India’s flash composite Purchasing Managers’ Index (PMI) for November recorded 59.9, the lowest in six months, as manufacturing activity slid sharply while services continued to expand. The divergence underscores underlying strength in services but growing vulnerabilities in factories and exports.
Manufacturing falters amid weak orders and global competition
The manufacturing PMI dropped to 57.4 in November from 59.2 in October, marking a nine-month low for the sector. Factory output growth slowed, new orders moderated and global competitive pressures weighed on export-oriented manufacturers. Factors cited include heavy rainfall in parts of the country and slackening demand for Indian goods overseas. The deceleration in manufacturing signals early signs of a moderation in what had been a strong run of expansion.
Services sector remains resilient but momentum tempering
By contrast, the services PMI rose modestly to 59.5 from 58.9 in October. Activity in the services domain remains firm, driven by domestic demand, but the pace of new work is losing sharpness. Export-related services are also feeling the pinch of weakening global demand and higher tariffs on Indian goods. While the services sector is still growing strongly, the moderation suggests that the easy gains may be behind it.
External demand and export weakness bite
New export orders across India’s private sector grew at their slowest pace since March, reflecting headwinds from U.S. tariffs and global competition. The merchandise trade deficit hit a record high, with exports to the U.S. falling nearly 9 % year-on-year. For many exporters, the 50 % punitive tariffs imposed by the U.S. on a wide range of Indian goods are beginning to bite. The combined effect of softer external demand and cost pressures is filtering into both manufacturing and services.
Macro implications and policy significance
The composite PMI remaining well above the 50-point threshold signals the private sector is still expanding, but the slowdown in momentum warrants caution. Inflationary pressures eased significantly: input cost inflation and output charge inflation hit multi-month lows, and the consumer inflation rate fell to 0.25 %. That in turn makes policy easing by the Reserve Bank of India (RBI) more likely in coming weeks. With business sentiment at its weakest since July 2022 and job creation showing signs of slowing, policymakers must balance support for growth and inflation control.

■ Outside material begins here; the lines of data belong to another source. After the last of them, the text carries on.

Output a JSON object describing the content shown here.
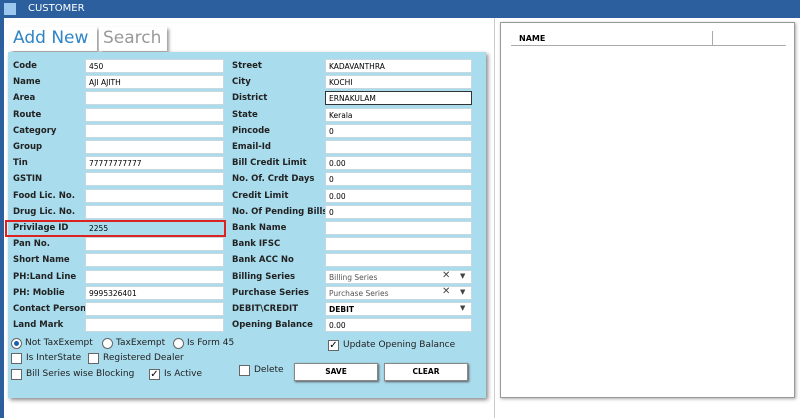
{
  "window": {
    "title": "CUSTOMER"
  },
  "tabs": [
    "Add New",
    "Search"
  ],
  "left_fields": [
    {
      "label": "Code",
      "value": "450"
    },
    {
      "label": "Name",
      "value": "AJI AJITH"
    },
    {
      "label": "Area"
    },
    {
      "label": "Route"
    },
    {
      "label": "Category"
    },
    {
      "label": "Group"
    },
    {
      "label": "Tin",
      "value": "77777777777"
    },
    {
      "label": "GSTIN"
    },
    {
      "label": "Food Lic. No."
    },
    {
      "label": "Drug Lic. No."
    },
    {
      "label": "Privilage ID",
      "value": "2255",
      "highlighted": true
    },
    {
      "label": "Pan No."
    },
    {
      "label": "Short Name"
    },
    {
      "label": "PH:Land Line"
    },
    {
      "label": "PH: Moblie",
      "value": "9995326401"
    },
    {
      "label": "Contact Person"
    },
    {
      "label": "Land Mark"
    }
  ],
  "right_fields": [
    {
      "label": "Street",
      "value": "KADAVANTHRA"
    },
    {
      "label": "City",
      "value": "KOCHI"
    },
    {
      "label": "District",
      "value": "ERNAKULAM",
      "focused": true
    },
    {
      "label": "State",
      "value": "Kerala"
    },
    {
      "label": "Pincode",
      "value": "0"
    },
    {
      "label": "Email-Id"
    },
    {
      "label": "Bill Credit Limit",
      "value": "0.00"
    },
    {
      "label": "No. Of. Crdt Days",
      "value": "0"
    },
    {
      "label": "Credit Limit",
      "value": "0.00"
    },
    {
      "label": "No. Of Pending Bills",
      "value": "0"
    },
    {
      "label": "Bank Name"
    },
    {
      "label": "Bank IFSC"
    },
    {
      "label": "Bank ACC No"
    },
    {
      "label": "Billing Series",
      "value": "Billing Series",
      "combo": true,
      "clearable": true
    },
    {
      "label": "Purchase Series",
      "value": "Purchase Series",
      "combo": true,
      "clearable": true
    },
    {
      "label": "DEBIT\\CREDIT",
      "value": "DEBIT",
      "combo": true
    },
    {
      "label": "Opening Balance",
      "value": "0.00"
    }
  ],
  "radios": [
    {
      "label": "Not TaxExempt",
      "checked": true
    },
    {
      "label": "TaxExempt",
      "checked": false
    },
    {
      "label": "Is Form 45",
      "checked": false
    }
  ],
  "checkboxes": [
    {
      "label": "Update Opening Balance",
      "checked": true
    },
    {
      "label": "Is InterState",
      "checked": false
    },
    {
      "label": "Registered Dealer",
      "checked": false
    },
    {
      "label": "Bill Series wise Blocking",
      "checked": false
    },
    {
      "label": "Is Active",
      "checked": true
    },
    {
      "label": "Delete",
      "checked": false
    }
  ],
  "buttons": [
    "SAVE",
    "CLEAR"
  ],
  "list": {
    "columns": [
      "NAME"
    ]
  }
}
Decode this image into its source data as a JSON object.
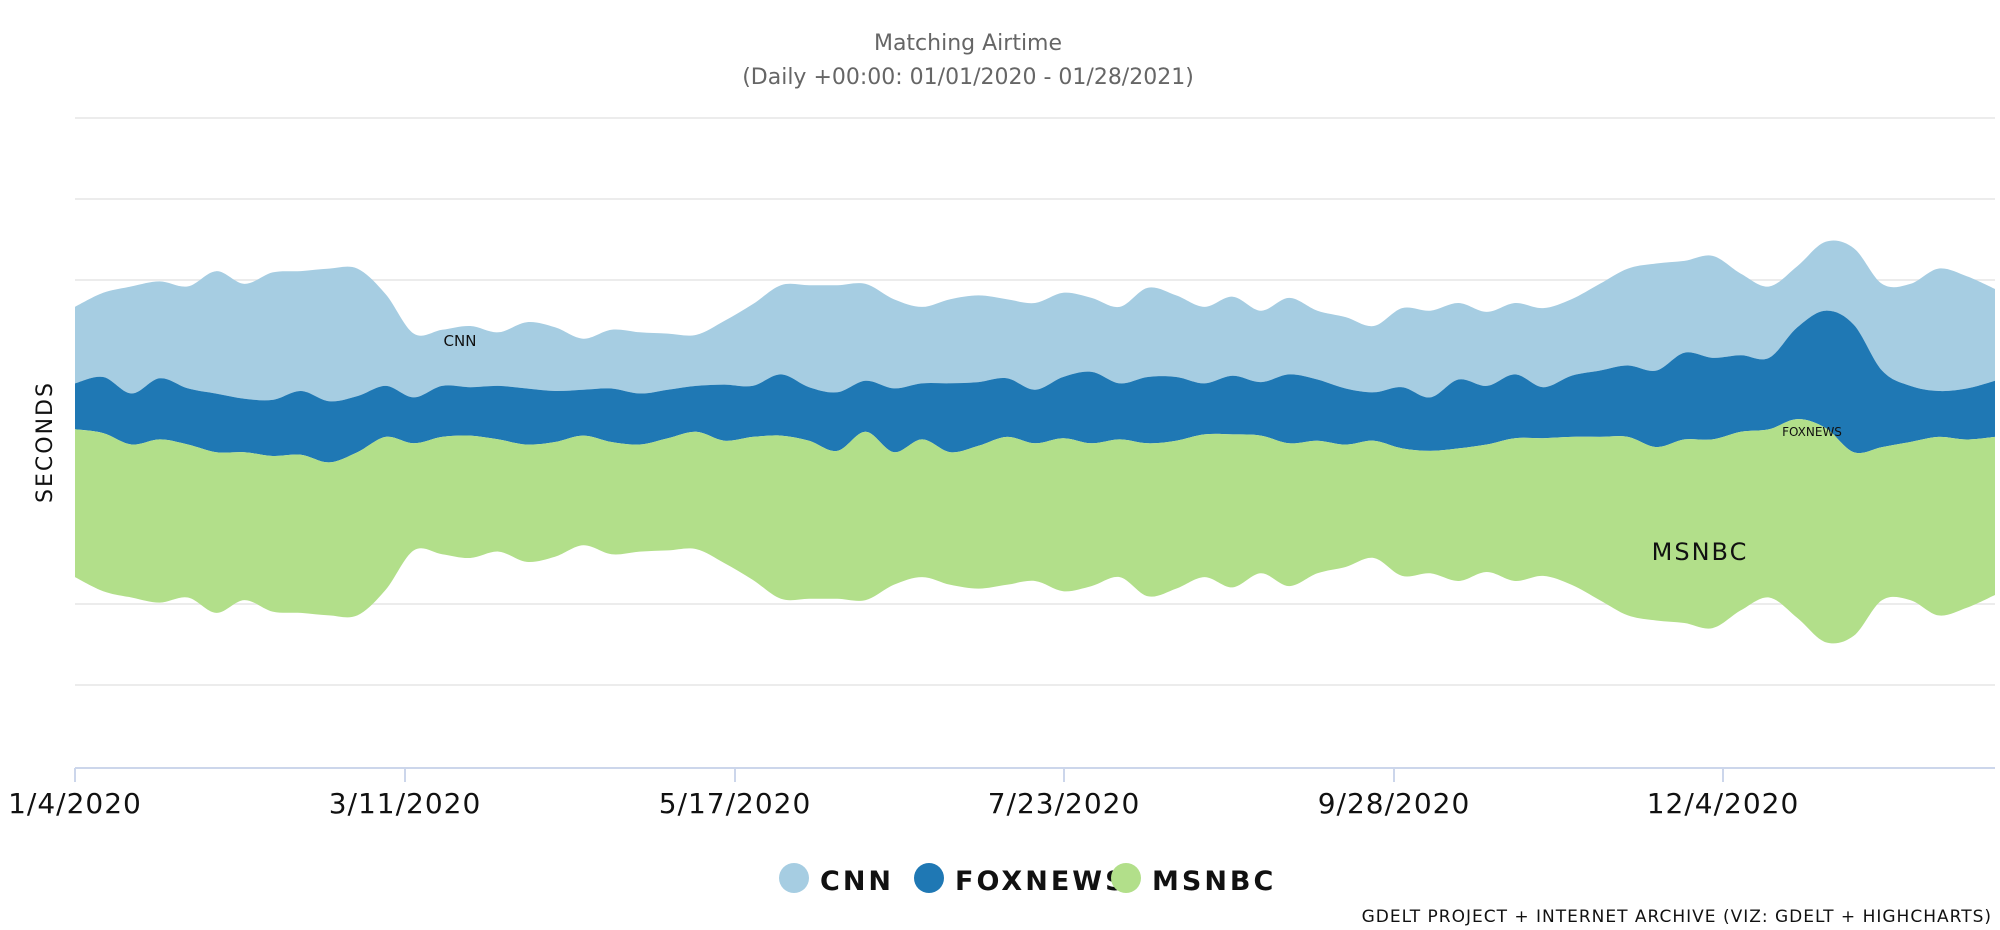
{
  "chart_data": {
    "type": "area",
    "subtype": "streamgraph",
    "title": "Matching Airtime",
    "subtitle": "(Daily +00:00: 01/01/2020 - 01/28/2021)",
    "ylabel": "SECONDS",
    "xlabel": "",
    "x_tick_labels": [
      "1/4/2020",
      "3/11/2020",
      "5/17/2020",
      "7/23/2020",
      "9/28/2020",
      "12/4/2020"
    ],
    "grid": true,
    "legend_position": "bottom-center",
    "credit": "GDELT PROJECT + INTERNET ARCHIVE (VIZ: GDELT + HIGHCHARTS)",
    "x_start": "1/4/2020",
    "x_step_days": 7,
    "series": [
      {
        "name": "CNN",
        "color": "#a6cde2",
        "values": [
          30,
          33,
          42,
          38,
          40,
          48,
          45,
          50,
          47,
          52,
          50,
          36,
          25,
          22,
          24,
          21,
          26,
          25,
          20,
          23,
          24,
          22,
          20,
          25,
          32,
          35,
          40,
          42,
          38,
          35,
          30,
          33,
          34,
          31,
          34,
          33,
          29,
          30,
          35,
          32,
          30,
          31,
          28,
          30,
          27,
          28,
          26,
          31,
          34,
          30,
          29,
          28,
          31,
          30,
          34,
          38,
          42,
          36,
          40,
          32,
          28,
          24,
          27,
          30,
          34,
          40,
          48,
          44,
          36
        ]
      },
      {
        "name": "FOXNEWS",
        "color": "#1f78b4",
        "values": [
          18,
          22,
          20,
          24,
          22,
          23,
          21,
          22,
          25,
          24,
          22,
          20,
          18,
          20,
          19,
          21,
          22,
          20,
          18,
          21,
          20,
          19,
          18,
          22,
          20,
          24,
          21,
          23,
          20,
          25,
          22,
          27,
          25,
          23,
          21,
          24,
          28,
          22,
          26,
          25,
          20,
          23,
          21,
          27,
          24,
          22,
          19,
          24,
          21,
          27,
          23,
          25,
          20,
          24,
          26,
          28,
          30,
          34,
          32,
          30,
          28,
          36,
          46,
          50,
          30,
          22,
          18,
          20,
          22
        ]
      },
      {
        "name": "MSNBC",
        "color": "#b2df8a",
        "values": [
          58,
          62,
          60,
          64,
          60,
          63,
          58,
          61,
          62,
          60,
          64,
          60,
          42,
          46,
          48,
          44,
          46,
          45,
          43,
          44,
          42,
          44,
          46,
          48,
          56,
          64,
          62,
          58,
          66,
          52,
          54,
          52,
          56,
          58,
          54,
          60,
          56,
          54,
          60,
          58,
          56,
          60,
          54,
          56,
          52,
          48,
          46,
          50,
          48,
          52,
          50,
          56,
          54,
          58,
          64,
          70,
          68,
          72,
          74,
          70,
          66,
          78,
          84,
          72,
          60,
          62,
          70,
          66,
          62
        ]
      }
    ]
  }
}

What this means for stakeholders
For investors and corporate leaders, the message is clear: strong services performance offers a cushion but the foundation in manufacturing and exports is losing steam. Companies that rely heavily on export orders or manufacturing output should reassess risk. The government may step up support measures, such as credit guarantees or subsidised loans, to stabilise investment and confidence. For economists and market watchers, the deceleration flags a shift from rapid expansion to more moderate growth in India’s private sector.
Takeaways
- Private sector growth in India cooled in November with composite PMI at 59.9, the weakest in six months.
- Manufacturing PMI fell to 57.4, nine-month low, as new orders and exports lost pace.
- Services PMI rose to 59.5, still strong, but momentum is easing and export-linked segments are under pressure.
- Easing inflation and soft cost pressures raise prospects of an RBI rate cut, but weak business sentiment and exports pose risks to growth.
FAQs
Q: What does a PMI above 50 mean?
A PMI above 50 indicates expansion in business activity; below 50 indicates contraction.
Q: Why is manufacturing underperforming while services hold up?
Manufacturing is exposed to global demand, export tariffs, supply-chain pressures and weather disruptions. Services benefit more from domestic demand, which remains relatively healthy.
Q: Could the RBI cut interest rates soon?
Yes. Eased inflation and cost pressures increase the likelihood of a rate cut, though maintaining growth momentum remains critical.
Q: Should investors be worried about India’s export outlook?
Yes. Slower growth in new export orders, higher tariffs and global competition signal export-oriented companies may face headwinds ahead.